The quantities of letters on thin airmail paper were impossible to read. Plus many of them were in German or Spanish. The dates on some envelopes went back to before my mother married my father. It seems she had quite a collection of boyfriends and there were many letters, some I could decipher a little addressed to her in endearing terms. It amazed me that she had managed to keep and haul around that collection for so long. The earliest went back more than 70 years. I had a wonderful walk through her life and times, and I found myself happy to have been able to touch into my own memories of those days..

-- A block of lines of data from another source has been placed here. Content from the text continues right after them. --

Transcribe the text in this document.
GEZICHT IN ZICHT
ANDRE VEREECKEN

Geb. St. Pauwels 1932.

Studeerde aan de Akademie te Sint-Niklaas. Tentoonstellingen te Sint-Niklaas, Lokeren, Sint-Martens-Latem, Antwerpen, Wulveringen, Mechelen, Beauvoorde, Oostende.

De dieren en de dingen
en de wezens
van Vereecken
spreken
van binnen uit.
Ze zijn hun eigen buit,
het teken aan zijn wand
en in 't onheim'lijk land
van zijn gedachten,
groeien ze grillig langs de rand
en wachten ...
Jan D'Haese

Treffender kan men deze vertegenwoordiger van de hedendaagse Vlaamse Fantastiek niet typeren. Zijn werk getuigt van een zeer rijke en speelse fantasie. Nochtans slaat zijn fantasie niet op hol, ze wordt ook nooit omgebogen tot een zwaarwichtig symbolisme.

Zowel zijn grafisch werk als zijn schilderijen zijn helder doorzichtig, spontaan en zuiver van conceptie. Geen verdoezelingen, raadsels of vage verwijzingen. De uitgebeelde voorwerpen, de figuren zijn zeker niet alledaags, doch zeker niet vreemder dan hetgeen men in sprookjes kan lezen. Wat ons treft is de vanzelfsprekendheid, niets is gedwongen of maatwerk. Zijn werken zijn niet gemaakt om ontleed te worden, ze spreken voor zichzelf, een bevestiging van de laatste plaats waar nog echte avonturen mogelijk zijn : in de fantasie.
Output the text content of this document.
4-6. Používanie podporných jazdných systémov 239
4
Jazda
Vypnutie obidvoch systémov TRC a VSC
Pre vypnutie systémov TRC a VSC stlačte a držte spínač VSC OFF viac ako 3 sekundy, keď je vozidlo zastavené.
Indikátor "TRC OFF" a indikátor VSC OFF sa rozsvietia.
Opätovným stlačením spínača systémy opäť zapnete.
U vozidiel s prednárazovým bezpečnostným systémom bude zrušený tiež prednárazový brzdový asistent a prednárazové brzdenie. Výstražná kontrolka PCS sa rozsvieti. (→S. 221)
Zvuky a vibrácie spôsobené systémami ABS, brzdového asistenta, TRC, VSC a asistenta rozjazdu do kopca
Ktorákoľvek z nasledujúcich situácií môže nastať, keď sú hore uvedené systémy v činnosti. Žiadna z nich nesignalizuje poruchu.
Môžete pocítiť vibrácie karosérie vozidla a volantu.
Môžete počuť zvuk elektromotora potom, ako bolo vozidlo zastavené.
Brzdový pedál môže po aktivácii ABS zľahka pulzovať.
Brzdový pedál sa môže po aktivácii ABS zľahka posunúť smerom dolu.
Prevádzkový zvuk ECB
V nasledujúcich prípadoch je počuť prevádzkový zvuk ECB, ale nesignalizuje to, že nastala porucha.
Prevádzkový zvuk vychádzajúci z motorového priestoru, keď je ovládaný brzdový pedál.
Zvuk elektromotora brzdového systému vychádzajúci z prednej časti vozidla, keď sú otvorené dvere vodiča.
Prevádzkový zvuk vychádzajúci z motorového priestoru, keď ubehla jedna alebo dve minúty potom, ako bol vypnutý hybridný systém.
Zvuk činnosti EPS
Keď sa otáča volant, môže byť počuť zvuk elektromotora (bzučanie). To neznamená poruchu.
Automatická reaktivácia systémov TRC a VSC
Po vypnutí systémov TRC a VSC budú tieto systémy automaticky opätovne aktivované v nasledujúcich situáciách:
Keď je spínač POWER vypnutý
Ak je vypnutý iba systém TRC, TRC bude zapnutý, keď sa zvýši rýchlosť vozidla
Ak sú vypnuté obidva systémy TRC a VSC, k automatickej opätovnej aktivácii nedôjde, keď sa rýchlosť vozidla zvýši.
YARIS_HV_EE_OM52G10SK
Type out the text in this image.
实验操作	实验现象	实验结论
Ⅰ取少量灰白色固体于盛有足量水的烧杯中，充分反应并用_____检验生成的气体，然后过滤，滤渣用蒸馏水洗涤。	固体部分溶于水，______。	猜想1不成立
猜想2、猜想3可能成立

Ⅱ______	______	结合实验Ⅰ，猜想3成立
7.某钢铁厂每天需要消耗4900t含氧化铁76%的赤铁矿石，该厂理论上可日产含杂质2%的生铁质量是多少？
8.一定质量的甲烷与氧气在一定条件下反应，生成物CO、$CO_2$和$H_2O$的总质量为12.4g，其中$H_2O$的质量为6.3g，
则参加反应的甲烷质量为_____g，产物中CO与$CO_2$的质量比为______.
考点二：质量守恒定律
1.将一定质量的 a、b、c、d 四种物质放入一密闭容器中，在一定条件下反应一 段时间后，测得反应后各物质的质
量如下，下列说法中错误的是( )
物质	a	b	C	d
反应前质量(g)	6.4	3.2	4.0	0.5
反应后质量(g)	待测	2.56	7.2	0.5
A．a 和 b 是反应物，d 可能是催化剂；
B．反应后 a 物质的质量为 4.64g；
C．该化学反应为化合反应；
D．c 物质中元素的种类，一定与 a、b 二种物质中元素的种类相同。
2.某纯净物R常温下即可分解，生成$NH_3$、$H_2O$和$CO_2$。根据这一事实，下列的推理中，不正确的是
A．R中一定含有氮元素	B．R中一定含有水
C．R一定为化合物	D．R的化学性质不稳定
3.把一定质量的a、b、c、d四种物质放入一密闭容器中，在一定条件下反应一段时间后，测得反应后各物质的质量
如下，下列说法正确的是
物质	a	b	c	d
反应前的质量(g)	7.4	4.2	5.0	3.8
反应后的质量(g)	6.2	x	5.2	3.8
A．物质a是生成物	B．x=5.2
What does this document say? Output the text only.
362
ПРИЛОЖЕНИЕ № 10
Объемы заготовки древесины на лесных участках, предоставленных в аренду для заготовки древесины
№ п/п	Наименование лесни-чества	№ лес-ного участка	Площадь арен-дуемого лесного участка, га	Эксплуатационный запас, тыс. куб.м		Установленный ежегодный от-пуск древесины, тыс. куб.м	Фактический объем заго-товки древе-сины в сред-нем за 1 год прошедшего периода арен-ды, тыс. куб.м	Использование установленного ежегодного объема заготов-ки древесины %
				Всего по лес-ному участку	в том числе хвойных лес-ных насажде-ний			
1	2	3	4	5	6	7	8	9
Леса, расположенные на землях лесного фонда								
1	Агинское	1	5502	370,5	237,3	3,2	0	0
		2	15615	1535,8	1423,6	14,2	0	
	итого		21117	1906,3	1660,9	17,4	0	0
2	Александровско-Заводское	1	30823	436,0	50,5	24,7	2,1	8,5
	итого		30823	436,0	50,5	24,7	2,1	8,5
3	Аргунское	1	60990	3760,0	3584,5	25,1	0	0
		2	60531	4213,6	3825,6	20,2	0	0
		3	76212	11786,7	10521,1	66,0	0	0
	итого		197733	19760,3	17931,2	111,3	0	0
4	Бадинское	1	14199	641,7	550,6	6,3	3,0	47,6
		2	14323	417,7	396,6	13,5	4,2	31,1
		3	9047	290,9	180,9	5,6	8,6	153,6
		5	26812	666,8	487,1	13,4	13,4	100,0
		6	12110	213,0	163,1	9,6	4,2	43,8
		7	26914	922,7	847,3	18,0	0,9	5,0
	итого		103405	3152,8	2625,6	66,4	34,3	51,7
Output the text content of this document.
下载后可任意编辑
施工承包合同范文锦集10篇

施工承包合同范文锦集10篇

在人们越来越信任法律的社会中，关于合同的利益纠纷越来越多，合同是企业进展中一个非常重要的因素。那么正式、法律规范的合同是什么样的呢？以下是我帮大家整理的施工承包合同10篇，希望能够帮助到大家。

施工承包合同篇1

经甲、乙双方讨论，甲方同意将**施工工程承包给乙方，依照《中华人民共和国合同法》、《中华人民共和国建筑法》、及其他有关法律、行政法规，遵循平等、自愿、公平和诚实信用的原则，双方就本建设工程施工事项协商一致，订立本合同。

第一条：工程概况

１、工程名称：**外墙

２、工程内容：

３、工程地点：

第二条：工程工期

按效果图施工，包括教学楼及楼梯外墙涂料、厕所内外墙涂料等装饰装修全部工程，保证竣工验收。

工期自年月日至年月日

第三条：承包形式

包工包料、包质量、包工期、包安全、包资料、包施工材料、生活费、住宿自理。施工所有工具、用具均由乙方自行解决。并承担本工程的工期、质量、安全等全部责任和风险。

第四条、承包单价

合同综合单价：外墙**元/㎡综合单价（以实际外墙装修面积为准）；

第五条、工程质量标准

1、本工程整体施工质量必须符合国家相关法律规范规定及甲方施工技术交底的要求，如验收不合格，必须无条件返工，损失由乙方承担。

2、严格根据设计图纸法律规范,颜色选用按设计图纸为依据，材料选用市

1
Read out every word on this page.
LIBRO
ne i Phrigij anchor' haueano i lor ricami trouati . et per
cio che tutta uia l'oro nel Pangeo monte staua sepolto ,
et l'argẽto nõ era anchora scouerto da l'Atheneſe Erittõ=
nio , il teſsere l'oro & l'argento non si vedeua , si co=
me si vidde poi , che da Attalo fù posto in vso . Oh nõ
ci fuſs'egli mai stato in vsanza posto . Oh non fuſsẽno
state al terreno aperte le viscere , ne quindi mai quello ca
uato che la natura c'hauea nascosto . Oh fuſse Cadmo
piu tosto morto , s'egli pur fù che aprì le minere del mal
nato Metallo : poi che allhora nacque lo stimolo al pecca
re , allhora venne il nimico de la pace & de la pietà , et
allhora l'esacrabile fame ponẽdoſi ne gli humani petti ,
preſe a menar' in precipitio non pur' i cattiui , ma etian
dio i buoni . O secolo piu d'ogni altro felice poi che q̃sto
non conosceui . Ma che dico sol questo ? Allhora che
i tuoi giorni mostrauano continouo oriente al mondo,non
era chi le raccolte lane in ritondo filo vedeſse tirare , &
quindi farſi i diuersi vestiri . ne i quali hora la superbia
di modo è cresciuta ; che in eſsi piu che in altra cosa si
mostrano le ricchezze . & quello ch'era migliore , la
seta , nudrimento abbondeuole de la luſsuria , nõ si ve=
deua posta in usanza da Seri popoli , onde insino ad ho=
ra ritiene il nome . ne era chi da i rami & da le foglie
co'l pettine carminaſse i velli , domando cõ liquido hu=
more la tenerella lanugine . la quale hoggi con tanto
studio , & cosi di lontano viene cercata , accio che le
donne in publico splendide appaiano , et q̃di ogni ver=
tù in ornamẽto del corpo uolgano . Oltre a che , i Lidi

It seems to me that things were far more innocent then. There were rules to be followed. These had been handed down from generation to generation and applied as long as life was stable and people’s roles mostly well defined. There was more safety in living that way. There are people who wish it were still like that today, however their numbers are dwindling. Once change begins it cannot be stopped or the results will be like a cancer that devours its host. Growth often comes about with pain. However, the freedom of being out from under the rigidity of the life my mother lived with is precious. I am grateful for it.

 

Thank you, Mom for Your Gifts

M

Mama Watering the Roses

My Late Mama Watering the Roses

This week I received a loving card in the mail from one of my three dear daughters. In it she expressed her thanks to me for what I had given her as well as for what I continue to give her. She lives at quite a distance from me so we do not see one another often. We do however do our best to keep in touch with mail and emails. It was a precious card and it was even more precious to read her acknowledgement of the little things I do for her as we continue to communicate and to share our lives together.

Although I cannot write her a letter or call her on the phone, I began thinking about what I might be grateful to my late mother for. There is a long list beginning with how she always insisted on my wearing a hat on the beach and cover up as well to protect my skin from the sun. Today, with the prevalence of skin cancer among my contemporaries and even those younger than I, I am especially grateful for her good advice. It is thought that the early exposure to excess sun is a precursor to skin cancer. She had a permanent tan on her back from her teenage years of sun exposure in Cuba where her German father was in the diplomatic service; later she had numerous bouts with skin cancer.

Though I haven’t thought much about this until recently, I realize that she was an immigrant, and what that meant especially in her early years in the country. Like many others who came here from elsewhere, she cherished her citizenship and was proud to be an American. She also contributed in many ways, from joining in the war effort as a civilian—I remember the brown uniform she wore for some kind of civilian women’s defense organization to the lovely art she created that graces the homes of many even today.

It was the outset of what became WWII that she married my father and came to this country from Germany. As a child I remember seeing a movie taken of part of their honeymoon showing Nazis marching. She had to endure suspicions and even dislike for her nationality, even from her in-laws. Fortunately she spoke perfect English and quickly became a citizen. She was herself very courageous, and she encouraged me to stand up for myself when I was picked on in school for not being athletic or slender. In addition she always supported me when I shared my grief at not being able to fit in.

She encouraged my creativity, keeping the little booklets I made for her even until I was much older and then giving them back to me. She applauded my early efforts to play the guitar and urged me to write my own songs. She pushed originality as a virtue, praising it above all in everything I did. I think of her often and wish her well as she makes her way through whatever is next for us all in the afterlife. I am sure her bright spirit is still learning and growing and perhaps she is in some way practicing the art she did so beautifully in this life to enhance the walls of the angels’ heavenly homes.